I'd always assumed that was noise carefully tuned to throw off one machine learning model or another that was being used to beat the captcha, sort of like this: https://www.theverge.com/2017/11/2/16597276/google-ai-image-...

I think it might be the same when they switch to other types of objects (like crosswalks or bikes). Someone's model got too good, so they had to change to something else. I also get the impression that they add delays to the tile refresh before they do that.

I suspect Google now uses robots to generate captchas for humans, under the assumption their image recognizers are far better than anyone else's. They already have some very well ones for other products (self driving cars, street view) and lots of street-level city imagery. That would explain why their captchas are so difficult for humans to solve -- they're testing if you see things like their "AI," not like other humans.

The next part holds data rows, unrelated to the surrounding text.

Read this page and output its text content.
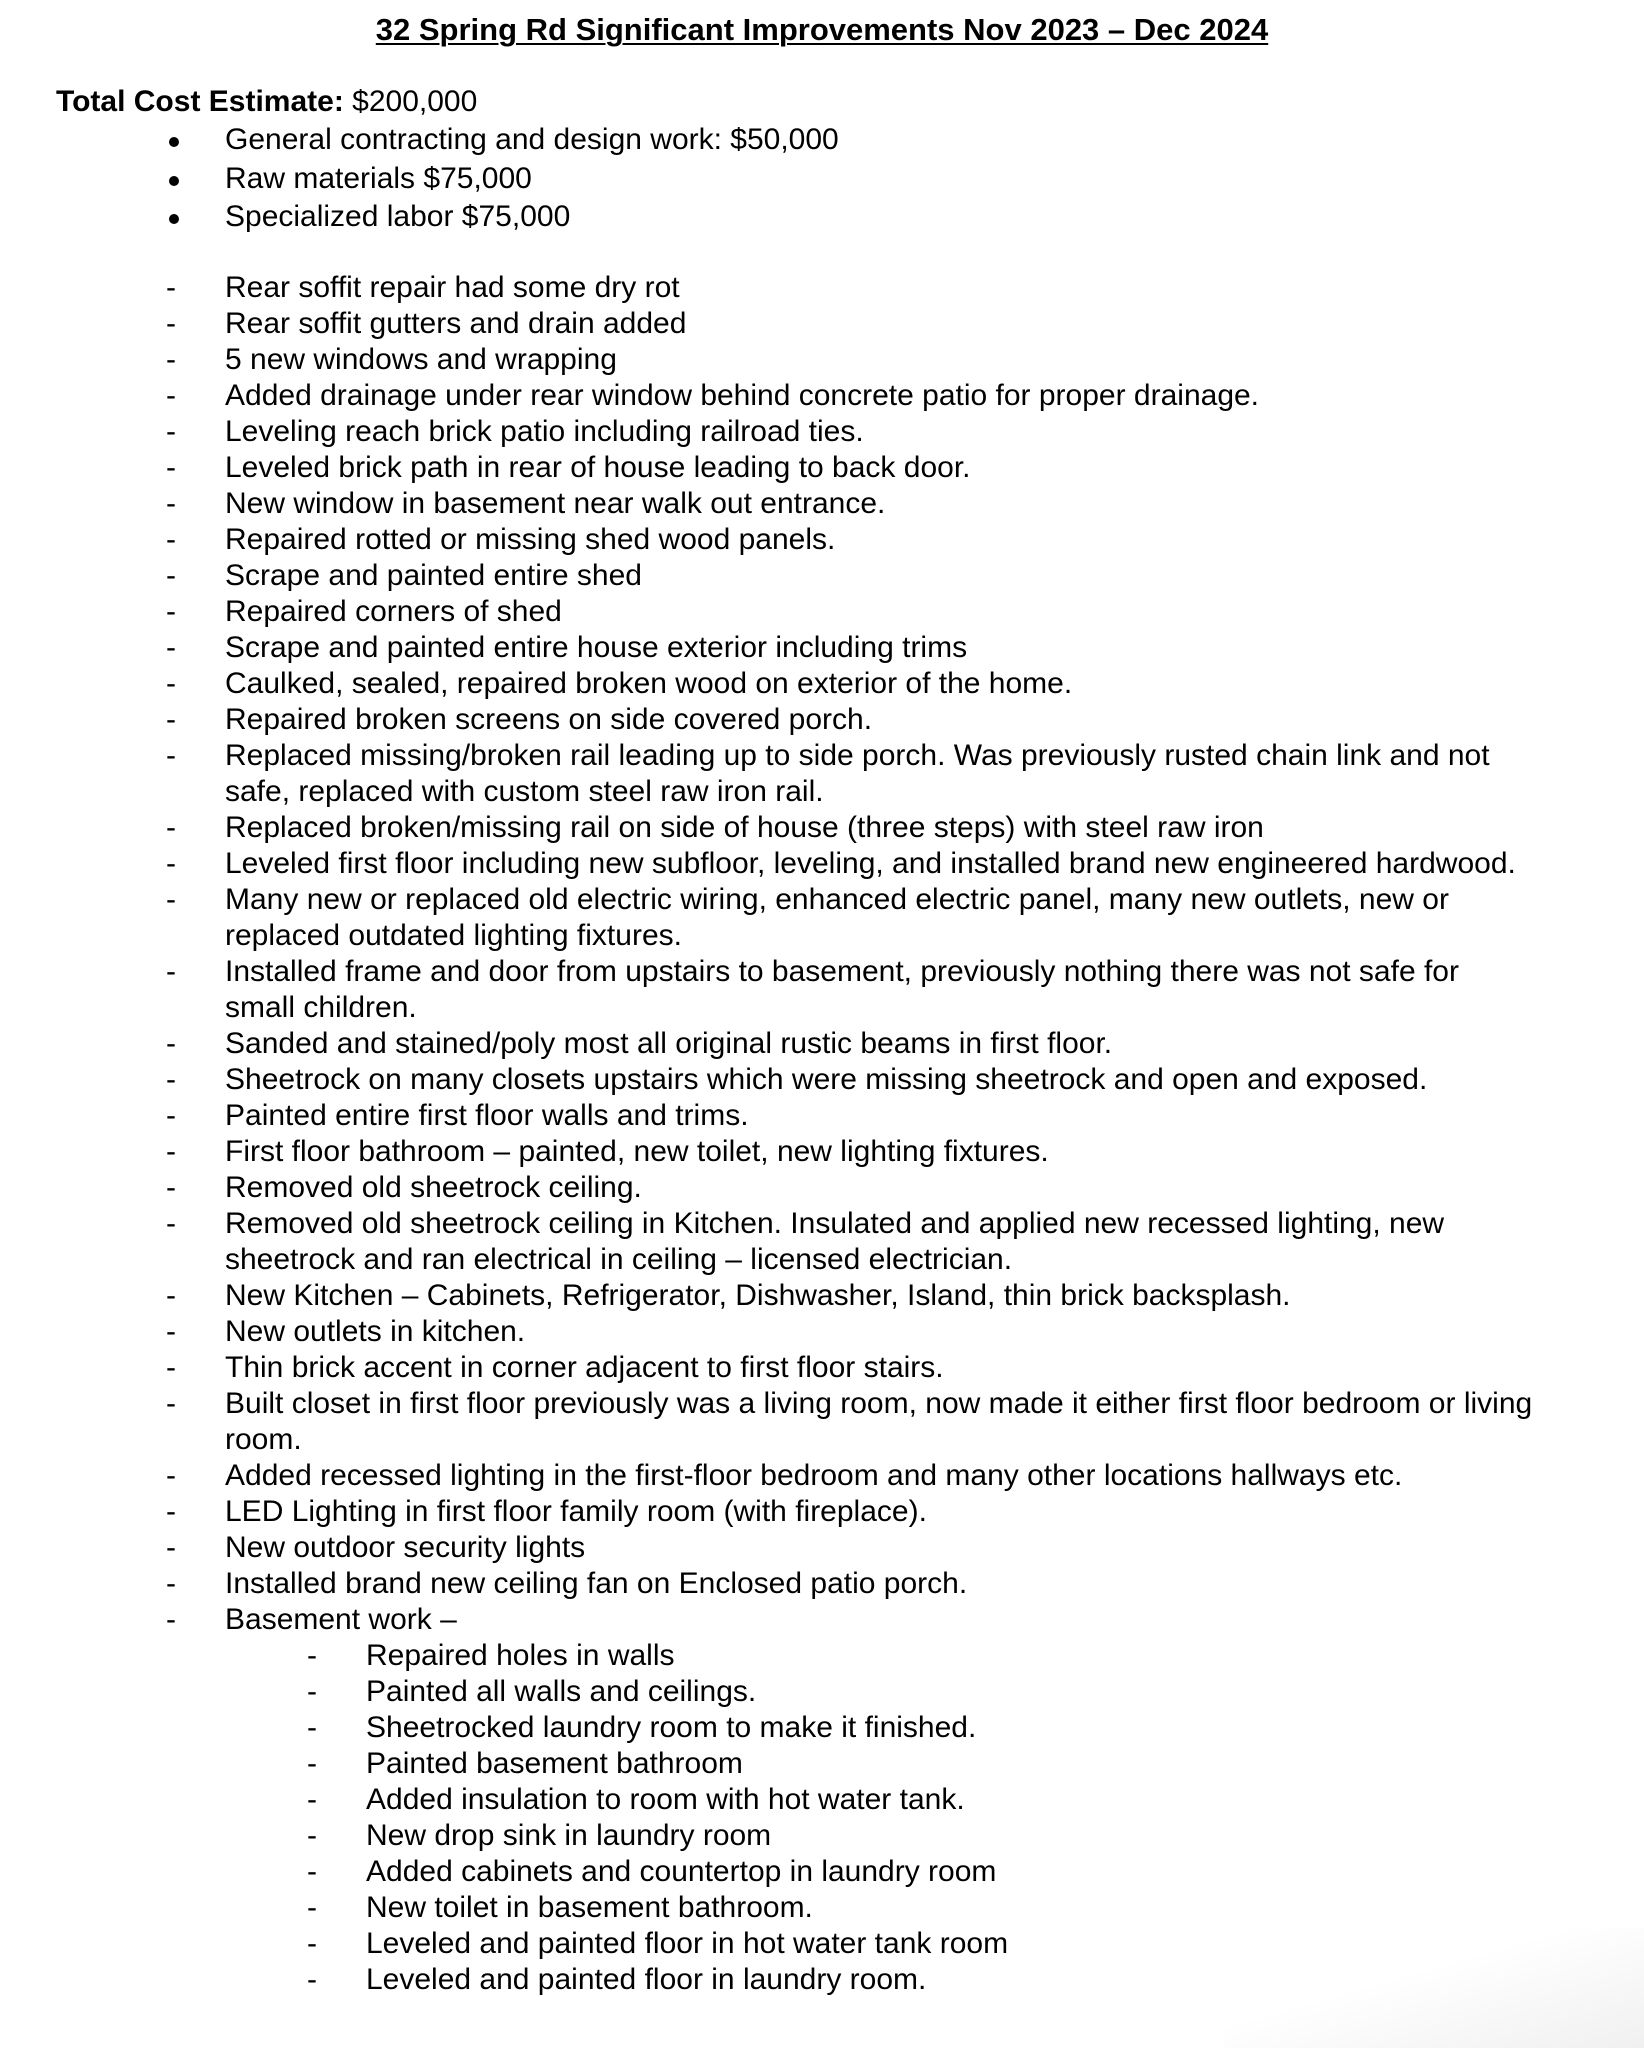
32 Spring Rd Significant Improvements Nov 2023 – Dec 2024

Total Cost Estimate: $200,000

General contracting and design work: $50,000
Raw materials $75,000
Specialized labor $75,000
- Rear soffit repair had some dry rot
- Rear soffit gutters and drain added
- 5 new windows and wrapping
- Added drainage under rear window behind concrete patio for proper drainage.
- Leveling reach brick patio including railroad ties.
- Leveled brick path in rear of house leading to back door.
- New window in basement near walk out entrance.
- Repaired rotted or missing shed wood panels.
- Scrape and painted entire shed
- Repaired corners of shed
- Scrape and painted entire house exterior including trims
- Caulked, sealed, repaired broken wood on exterior of the home.
- Repaired broken screens on side covered porch.
- Replaced missing/broken rail leading up to side porch. Was previously rusted chain link and not safe, replaced with custom steel raw iron rail.
- Replaced broken/missing rail on side of house (three steps) with steel raw iron
- Leveled first floor including new subfloor, leveling, and installed brand new engineered hardwood.
- Many new or replaced old electric wiring, enhanced electric panel, many new outlets, new or replaced outdated lighting fixtures.
- Installed frame and door from upstairs to basement, previously nothing there was not safe for small children.
- Sanded and stained/poly most all original rustic beams in first floor.
- Sheetrock on many closets upstairs which were missing sheetrock and open and exposed.
- Painted entire first floor walls and trims.
- First floor bathroom – painted, new toilet, new lighting fixtures.
- Removed old sheetrock ceiling.
- Removed old sheetrock ceiling in Kitchen. Insulated and applied new recessed lighting, new sheetrock and ran electrical in ceiling – licensed electrician.
- New Kitchen – Cabinets, Refrigerator, Dishwasher, Island, thin brick backsplash.
- New outlets in kitchen.
- Thin brick accent in corner adjacent to first floor stairs.
- Built closet in first floor previously was a living room, now made it either first floor bedroom or living room.
- Added recessed lighting in the first-floor bedroom and many other locations hallways etc.
- LED Lighting in first floor family room (with fireplace).
- New outdoor security lights
- Installed brand new ceiling fan on Enclosed patio porch.
- Basement work –
- Repaired holes in walls
- Painted all walls and ceilings.
- Sheetrocked laundry room to make it finished.
- Painted basement bathroom
- Added insulation to room with hot water tank.
- New drop sink in laundry room
- Added cabinets and countertop in laundry room
- New toilet in basement bathroom.
- Leveled and painted floor in hot water tank room
- Leveled and painted floor in laundry room.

>I'd always assumed that was noise carefully tuned to throw off one machine learning model or another that was being used to beat the captcha

I was thinking it was trying to dirty up the image just like the lenses on cameras get dirty. What happens to the image recognition when there's water spots, dirt, mud, etc on the lens that keeps parts of the image obscured?


The images get a lot grainier when you browse over VPN or fail the first round. So I suspect it's meant to actually throw off captcha-solvers.


what would be the training data value in getting humans to classify images you have clean versions of, after applying simulated noise?

If you have the clean version of the image, you need to get that classified by a human - then you can throw noisy versions of it into the training set for your AI. You don’t need to ask a human, hey, I added noise to a picture of a yield sign. Is it still a picture of a yield sign?